Buscar un oponente a esta altura añadía más pena y soledad que otra
cosa, ya estando más que autorizado y con el cúmulo de conocimientos que me
había transmitido el colorado después de aprender la melodía número cuarenta, ya
poco quedaba por conocer.
La gente que se me acercaba en torno al instrumento hace ya largo
tiempo que empezó a llamarme Maestro, aunque a veces pienso que no manejo ni la
mitad de todo lo que los antiguos próceres conocían en realidad. Pero, ¿quién
podría enseñarme cosas nuevas o desconocidas?
Me acerqué al río, armado con la guitarra grande para cantar por el
fundado que en mente viniese. Siendo casi las 3 de la mañana y habiendo tanto
verso por el diablo para cantar, decidí quedarme con ese fundamento y gastar
todas las melodías, postureos y entonaciones que sabía.

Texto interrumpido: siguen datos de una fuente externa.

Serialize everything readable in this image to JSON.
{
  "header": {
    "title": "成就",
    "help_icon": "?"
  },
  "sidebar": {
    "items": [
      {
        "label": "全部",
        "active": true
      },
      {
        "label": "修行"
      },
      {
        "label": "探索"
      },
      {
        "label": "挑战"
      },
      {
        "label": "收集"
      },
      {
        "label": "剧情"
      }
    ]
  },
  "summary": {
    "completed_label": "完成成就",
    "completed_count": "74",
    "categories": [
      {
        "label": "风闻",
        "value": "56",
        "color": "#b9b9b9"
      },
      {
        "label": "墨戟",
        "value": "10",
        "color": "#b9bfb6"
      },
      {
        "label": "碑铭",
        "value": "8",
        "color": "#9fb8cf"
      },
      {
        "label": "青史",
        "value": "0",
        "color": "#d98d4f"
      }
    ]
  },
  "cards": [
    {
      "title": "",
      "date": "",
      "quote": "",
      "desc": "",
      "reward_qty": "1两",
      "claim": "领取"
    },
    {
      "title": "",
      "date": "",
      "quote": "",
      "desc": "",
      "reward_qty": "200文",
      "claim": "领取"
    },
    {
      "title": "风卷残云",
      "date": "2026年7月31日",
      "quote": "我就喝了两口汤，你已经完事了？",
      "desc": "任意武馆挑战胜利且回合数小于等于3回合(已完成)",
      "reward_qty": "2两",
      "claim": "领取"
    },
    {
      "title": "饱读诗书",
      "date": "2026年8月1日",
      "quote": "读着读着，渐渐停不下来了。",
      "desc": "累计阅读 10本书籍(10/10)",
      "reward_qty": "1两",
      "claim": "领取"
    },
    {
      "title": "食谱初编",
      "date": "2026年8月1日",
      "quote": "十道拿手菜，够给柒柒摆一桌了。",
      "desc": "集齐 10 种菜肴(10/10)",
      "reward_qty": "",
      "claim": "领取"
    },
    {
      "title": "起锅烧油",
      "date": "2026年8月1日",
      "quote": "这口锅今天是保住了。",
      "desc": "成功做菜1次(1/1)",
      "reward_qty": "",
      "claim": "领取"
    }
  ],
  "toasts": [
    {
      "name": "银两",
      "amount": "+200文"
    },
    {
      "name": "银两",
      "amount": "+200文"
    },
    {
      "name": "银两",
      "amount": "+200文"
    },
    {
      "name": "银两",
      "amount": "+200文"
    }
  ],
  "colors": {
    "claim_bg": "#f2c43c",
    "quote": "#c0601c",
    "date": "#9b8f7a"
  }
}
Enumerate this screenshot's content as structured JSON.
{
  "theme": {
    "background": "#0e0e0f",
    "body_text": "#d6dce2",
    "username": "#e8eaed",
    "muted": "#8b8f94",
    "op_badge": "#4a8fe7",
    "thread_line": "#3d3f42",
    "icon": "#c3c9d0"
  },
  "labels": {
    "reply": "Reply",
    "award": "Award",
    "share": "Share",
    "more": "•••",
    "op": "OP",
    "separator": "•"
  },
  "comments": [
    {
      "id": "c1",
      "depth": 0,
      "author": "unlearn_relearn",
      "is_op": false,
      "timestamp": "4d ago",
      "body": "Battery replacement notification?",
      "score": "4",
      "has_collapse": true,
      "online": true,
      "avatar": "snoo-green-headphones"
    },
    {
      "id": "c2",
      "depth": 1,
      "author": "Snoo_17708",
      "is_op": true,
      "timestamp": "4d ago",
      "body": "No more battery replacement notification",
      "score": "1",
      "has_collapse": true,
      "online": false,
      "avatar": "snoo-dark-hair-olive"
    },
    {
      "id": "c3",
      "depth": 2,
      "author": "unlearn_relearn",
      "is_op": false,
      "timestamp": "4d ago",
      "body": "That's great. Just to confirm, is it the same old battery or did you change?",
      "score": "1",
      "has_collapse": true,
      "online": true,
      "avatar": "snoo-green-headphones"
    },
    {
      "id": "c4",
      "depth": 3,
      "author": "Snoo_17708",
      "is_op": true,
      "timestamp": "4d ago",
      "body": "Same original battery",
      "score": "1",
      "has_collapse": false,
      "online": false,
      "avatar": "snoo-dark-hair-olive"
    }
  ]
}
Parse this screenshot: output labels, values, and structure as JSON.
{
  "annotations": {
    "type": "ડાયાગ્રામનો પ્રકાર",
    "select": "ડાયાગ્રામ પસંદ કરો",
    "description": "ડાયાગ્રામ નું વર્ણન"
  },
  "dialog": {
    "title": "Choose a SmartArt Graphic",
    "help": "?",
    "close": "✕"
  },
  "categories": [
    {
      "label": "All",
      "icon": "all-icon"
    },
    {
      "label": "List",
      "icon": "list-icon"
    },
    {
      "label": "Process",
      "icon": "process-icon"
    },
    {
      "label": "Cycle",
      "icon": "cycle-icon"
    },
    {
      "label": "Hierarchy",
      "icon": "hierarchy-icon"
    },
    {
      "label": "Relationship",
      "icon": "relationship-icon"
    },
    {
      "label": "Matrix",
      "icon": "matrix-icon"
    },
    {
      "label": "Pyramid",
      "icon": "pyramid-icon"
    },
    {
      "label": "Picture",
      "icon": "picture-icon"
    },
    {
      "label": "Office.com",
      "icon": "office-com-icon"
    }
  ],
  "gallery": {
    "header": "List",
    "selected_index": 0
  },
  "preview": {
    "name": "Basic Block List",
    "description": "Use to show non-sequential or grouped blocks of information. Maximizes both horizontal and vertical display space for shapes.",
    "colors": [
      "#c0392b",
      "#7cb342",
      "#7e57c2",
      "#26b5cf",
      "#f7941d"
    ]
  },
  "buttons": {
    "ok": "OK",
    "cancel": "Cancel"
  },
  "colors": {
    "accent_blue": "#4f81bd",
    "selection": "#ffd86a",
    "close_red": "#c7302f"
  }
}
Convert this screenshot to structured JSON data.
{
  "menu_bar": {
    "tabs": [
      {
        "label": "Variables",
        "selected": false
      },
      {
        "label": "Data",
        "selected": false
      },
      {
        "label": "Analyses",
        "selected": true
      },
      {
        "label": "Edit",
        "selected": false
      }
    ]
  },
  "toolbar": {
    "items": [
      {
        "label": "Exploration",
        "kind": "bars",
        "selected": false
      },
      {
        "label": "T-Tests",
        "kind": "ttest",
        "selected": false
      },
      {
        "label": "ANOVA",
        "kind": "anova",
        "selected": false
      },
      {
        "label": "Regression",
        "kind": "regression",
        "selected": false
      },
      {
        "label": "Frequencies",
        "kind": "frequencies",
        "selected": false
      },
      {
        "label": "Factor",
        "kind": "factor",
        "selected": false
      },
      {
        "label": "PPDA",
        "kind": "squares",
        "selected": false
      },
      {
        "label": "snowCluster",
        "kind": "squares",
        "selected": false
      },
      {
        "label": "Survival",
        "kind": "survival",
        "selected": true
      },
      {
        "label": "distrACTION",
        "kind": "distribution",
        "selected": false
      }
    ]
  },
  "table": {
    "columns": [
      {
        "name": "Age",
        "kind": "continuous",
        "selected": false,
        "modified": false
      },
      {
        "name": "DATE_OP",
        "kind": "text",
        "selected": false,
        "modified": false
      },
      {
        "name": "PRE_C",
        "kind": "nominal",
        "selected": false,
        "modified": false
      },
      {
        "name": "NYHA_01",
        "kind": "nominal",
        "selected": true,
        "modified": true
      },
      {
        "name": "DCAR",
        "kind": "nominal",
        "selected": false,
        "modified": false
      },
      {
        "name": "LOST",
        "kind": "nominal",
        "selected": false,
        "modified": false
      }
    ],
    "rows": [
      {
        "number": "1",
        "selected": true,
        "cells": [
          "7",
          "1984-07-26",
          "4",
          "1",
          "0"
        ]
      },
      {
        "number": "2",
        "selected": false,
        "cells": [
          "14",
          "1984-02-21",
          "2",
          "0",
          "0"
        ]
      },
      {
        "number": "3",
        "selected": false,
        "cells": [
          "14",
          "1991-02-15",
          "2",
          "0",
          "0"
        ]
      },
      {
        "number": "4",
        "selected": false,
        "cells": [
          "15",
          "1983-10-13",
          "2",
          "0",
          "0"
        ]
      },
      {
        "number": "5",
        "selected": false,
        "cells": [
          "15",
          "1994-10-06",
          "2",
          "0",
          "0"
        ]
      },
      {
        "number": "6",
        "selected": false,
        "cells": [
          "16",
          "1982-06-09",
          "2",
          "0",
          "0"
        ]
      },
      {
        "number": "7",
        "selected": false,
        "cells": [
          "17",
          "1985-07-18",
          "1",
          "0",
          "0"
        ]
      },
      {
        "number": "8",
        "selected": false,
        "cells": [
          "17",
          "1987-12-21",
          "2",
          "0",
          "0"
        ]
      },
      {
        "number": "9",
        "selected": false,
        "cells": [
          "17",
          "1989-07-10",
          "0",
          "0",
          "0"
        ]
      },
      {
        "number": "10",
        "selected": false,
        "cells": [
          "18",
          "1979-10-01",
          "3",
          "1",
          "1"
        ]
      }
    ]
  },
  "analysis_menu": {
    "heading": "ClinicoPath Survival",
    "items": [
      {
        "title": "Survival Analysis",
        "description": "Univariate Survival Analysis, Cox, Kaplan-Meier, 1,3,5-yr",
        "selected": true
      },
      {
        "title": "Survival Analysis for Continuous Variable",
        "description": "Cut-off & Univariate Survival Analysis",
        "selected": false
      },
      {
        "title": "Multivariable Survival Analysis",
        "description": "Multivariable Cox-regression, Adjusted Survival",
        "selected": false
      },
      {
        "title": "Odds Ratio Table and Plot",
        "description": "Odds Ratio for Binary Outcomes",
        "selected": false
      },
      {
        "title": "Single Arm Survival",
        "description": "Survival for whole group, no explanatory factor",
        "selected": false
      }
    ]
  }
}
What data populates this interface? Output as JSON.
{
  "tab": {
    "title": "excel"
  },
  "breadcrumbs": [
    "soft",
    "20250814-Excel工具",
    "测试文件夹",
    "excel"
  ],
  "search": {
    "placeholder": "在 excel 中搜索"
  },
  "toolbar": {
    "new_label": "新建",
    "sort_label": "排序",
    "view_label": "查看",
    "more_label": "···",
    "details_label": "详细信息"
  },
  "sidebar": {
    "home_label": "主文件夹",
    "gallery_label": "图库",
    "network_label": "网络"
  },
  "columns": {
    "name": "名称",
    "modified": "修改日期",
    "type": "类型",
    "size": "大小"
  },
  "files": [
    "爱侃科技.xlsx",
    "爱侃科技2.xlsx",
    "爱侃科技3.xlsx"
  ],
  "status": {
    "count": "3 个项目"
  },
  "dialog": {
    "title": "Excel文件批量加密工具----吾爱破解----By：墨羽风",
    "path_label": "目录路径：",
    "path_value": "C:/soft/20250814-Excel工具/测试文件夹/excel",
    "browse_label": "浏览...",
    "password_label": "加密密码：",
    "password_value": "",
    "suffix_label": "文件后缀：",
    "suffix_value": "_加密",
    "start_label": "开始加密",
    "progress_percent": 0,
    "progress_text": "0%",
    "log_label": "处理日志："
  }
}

Los alambres tuntuneaban con mucho cuerpo, producto del eco que el río
y su lecho proveían. Me encanta tocar en esa parte del río, pues cuando está
caudaloso se escucha clarita la tónica en el aire, la nota principal que me afirma
para cantar con más gana. Una tapita de pisco y se suelta la voz y entra la
personalidad.
Algún queltehue chillaba en lontananza comos siempre sucedía cuando la
niebla estaba densa y a ras de piso, las estrellas se veían tan cerca que parecía que con
extender la mano se podrían tocar. El cielo hoy era un cristal traslúcido lleno
de mariposas perfectas que aleteaban en medio de la noche.
El mate, fiel compañero, muy cerca de la mano derecha, sobre una
pequeña roca que casi por azar fue tomando la forma de una mesa a medida que yo
iba conociendo más y más el instrumento.
El instrumento y la vida, misma que me ha ido dejando cada vez más
solo. Al rancho ya ni vienen los cantores, muertos están o ya no le encuentran
gracia a encontrarse conmigo en un duelo. Mujer nunca tuve y a ratos la casa se
siente grande, sobretodo de noche cuando llegan al alimón el frío y la oscuridad a
hacer sus estragos. Por eso me pongo a
tocar, para distraerme, para relajarme, para olvidar.
Pero ese día fue distinto, cuando ya iba en el verso número cincuenta
y algo apareció una sombra en frente de mí y me habló. En primera instancia
pensé que era el cola de flecha, pero no sentí olor a azufre ni ningún tipo de
viento, no corría norte ni tampoco hubo ningún destello de luz perceptible.
Definitivamente no era el Mandinga.
Preguntó de todo un poco que mi nombre, que cuanto tiempo hacía que yo
sabía tocar, hasta que llegó a un cuestionamiento que me dejó aletargado, ¿Vale
la pena vivir esta vida? Le respondí, le dije de todas las experiencias
hermosas que yo había tenido, de los bonitos momentos que hay, de la música, de
la poesía.
Aunque parecía entenderme, creo que muchas de las cosas que yo le iba
mencionando no las conocía, se quedó más con la emoción de mi discurso que con
el contenido en sí.
Después de un rato le serví un mate, y ahí se puso más interesante el
asunto.
Me empezó a contar que era algo así como un fantasma, lo que hay de un
alma cuando no tiene cuerpo. Pero que a diferencia de los fantasmas él nunca
había muerto, tampoco había nacido. Vagaba en espera de que le dieran la vida,
pero no sabía que tenía que hacer aún.
Le habían dicho que tenía que nacer en cercanías de mi rancho y que
tenía que contactarme, que probablemente el sería el hijo que tanto yo había
esperado tener y que pronto llegaría.